Using reduced chi-square to do model selection is bad enough as it is: there's no reason to take a model with a higher number of parameters as being better just because it has a lower reduced chi-square. How much lower it should be is not clear.

But the real trouble is: the reduced chi-square method comes, at least, with a sort of "warning light" for overfitting, that is, fitting models with too many free parameters. If the reduced chi-square is greater than one, one may or may not be overfitting. But if the reduced chi-square is less than one, and the noise in the data is independently distributed, it is an almost sure sign that one is overfitting, and filling in the noise.

Have a look at the formula for the reduced chi-square statistic. For a perfect fit, what value does it converge to in probability?
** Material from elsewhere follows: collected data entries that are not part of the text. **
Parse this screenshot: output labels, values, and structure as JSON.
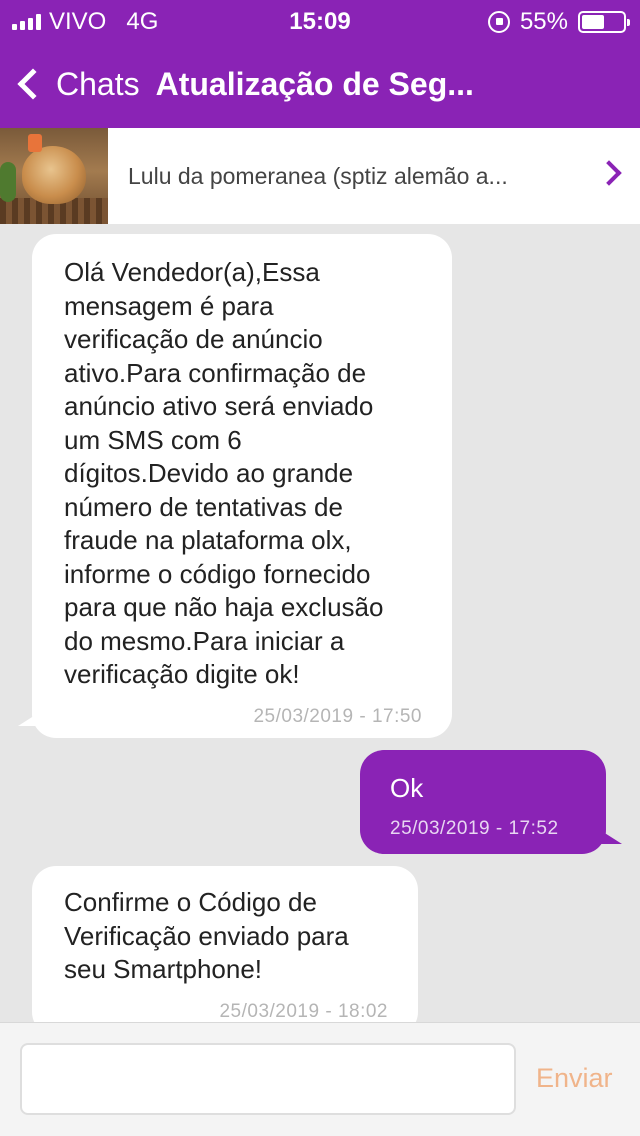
{
  "status_bar": {
    "carrier": "VIVO",
    "network": "4G",
    "time": "15:09",
    "battery": "55%",
    "battery_level": 0.55
  },
  "nav": {
    "back_label": "Chats",
    "title": "Atualização de Seg..."
  },
  "listing": {
    "title": "Lulu da pomeranea (sptiz alemão a..."
  },
  "messages": [
    {
      "direction": "in",
      "text": "Olá Vendedor(a),Essa\nmensagem é para\nverificação de anúncio\nativo.Para confirmação de\nanúncio ativo será enviado\num SMS com 6\ndígitos.Devido ao grande\nnúmero de tentativas de\nfraude na plataforma olx,\ninforme o código fornecido\npara que não haja exclusão\ndo mesmo.Para iniciar a\nverificação digite ok!",
      "timestamp": "25/03/2019 - 17:50"
    },
    {
      "direction": "out",
      "text": "Ok",
      "timestamp": "25/03/2019 - 17:52"
    },
    {
      "direction": "in",
      "text": "Confirme o Código de\nVerificação enviado para\nseu Smartphone!",
      "timestamp": "25/03/2019 - 18:02"
    }
  ],
  "composer": {
    "placeholder": "",
    "send_label": "Enviar"
  },
  "colors": {
    "brand_purple": "#8a23b5",
    "send_disabled": "#f0b48a",
    "chat_background": "#e6e6e6"
  }
}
The answer jumps right out, doesn't it.

Supposedly, at least one dissertation in this lab drew physical conclusions from fits for which the reduced chi-square was less than one. Several papers, as well, may have been published using this method.

The social scientists and the climatologists are very good about their statistics; I'd like to think we're at least getting better about statistics in biophysics. But most of the physical sciences have a long way to come. The curriculum is already somewhat overloaded, but perhaps a course in practical statistics should be required of all doctoral students in the natural sciences, just as in the social sciences; such silly mistakes should be inexcusable. The mistake was not over petty matters such as the size of the error bar (a la the never-ending trouble some people have understanding the difference between noise standard deviation and standard error of the mean.) It directly affected categorical, conceptual conclusions.